Do make sure to listen to the new podcasts which have been uploaded to the CBA Website which deal with the real impact of RASSO cases on all participants. We are grateful to HHJ Peter Collier KC, the former Resident Judge of Leeds Crown Court, “Paul” and “Paula”, real victims of the criminal justice system, Wendy Showell-Nicholas and Jonathan Dunne for contributing to the podcasts. We are enormously grateful to James Gray for organising this series, to our Director of Communications, James Rossiter, and to Adam Batstone for the skill and expertise used to bring these together. Future podcasts will be shorter and will involve members of the criminal bar across all circuits discussing recent developments. If you have any ideas for such a podcast please get in touch with Aaron.

The Independent Review into Bullying and Harassment at the Bar

The CBA response has been lodged and is available for viewing via our website.  Thanks must go to the team leading this paper on our behalf, including, Andrew Thomas KC, Grace Ong, James Gray, Soraya Bauwens and Riel Karmy-Jones KC, with my personal thanks and that of the rest of this team to the two individuals who did much of the drafting of this paper, Paramjit Ahluwalia and Diana Wilson.

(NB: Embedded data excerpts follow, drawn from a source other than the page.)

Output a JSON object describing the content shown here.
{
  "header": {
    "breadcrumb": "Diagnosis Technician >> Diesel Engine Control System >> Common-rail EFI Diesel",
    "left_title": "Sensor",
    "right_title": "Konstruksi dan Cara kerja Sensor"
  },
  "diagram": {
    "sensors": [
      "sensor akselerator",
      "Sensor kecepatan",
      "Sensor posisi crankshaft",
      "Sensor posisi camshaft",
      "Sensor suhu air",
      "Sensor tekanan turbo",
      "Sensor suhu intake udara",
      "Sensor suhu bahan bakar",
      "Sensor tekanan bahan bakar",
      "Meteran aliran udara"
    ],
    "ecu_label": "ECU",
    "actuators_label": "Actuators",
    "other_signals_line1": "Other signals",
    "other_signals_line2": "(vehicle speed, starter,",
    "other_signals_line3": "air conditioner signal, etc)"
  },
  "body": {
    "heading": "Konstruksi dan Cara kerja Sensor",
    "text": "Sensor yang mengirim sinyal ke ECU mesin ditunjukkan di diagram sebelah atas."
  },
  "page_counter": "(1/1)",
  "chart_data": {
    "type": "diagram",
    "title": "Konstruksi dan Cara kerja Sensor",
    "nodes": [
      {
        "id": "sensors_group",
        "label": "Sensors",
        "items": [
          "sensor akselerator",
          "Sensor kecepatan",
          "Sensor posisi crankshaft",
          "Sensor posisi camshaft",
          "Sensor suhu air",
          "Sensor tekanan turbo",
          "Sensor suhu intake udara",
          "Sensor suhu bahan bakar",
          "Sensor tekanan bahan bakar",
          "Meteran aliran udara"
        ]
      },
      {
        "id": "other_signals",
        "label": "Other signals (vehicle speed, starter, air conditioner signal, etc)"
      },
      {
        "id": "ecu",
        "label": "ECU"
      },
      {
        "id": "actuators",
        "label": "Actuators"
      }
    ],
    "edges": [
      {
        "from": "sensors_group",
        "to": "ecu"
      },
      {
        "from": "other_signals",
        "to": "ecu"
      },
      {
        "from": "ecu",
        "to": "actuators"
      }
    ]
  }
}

For the new Officers within the CBA, it has only been a month since the new term began. Thank you to our new appointments Riel Karmy-Jones KC, Vice Chair, Kama Melly KC, Head of RASSO and Chloe Ashley, Assistance Secretary, for their hard work and dedication. Thank you to James Gray and James Oliveira-Agnew for their guidance and support as we progress.

The CBA would not exist nor would it function without our brilliant administrator, Aaron Dolan. Aaron uses his skills, his phenomenal hard work and dedication to make everything seamless for us all. He deserves our respect and admiration always.

Yours,

Mary Prior KC
Chair of The Criminal Bar Association.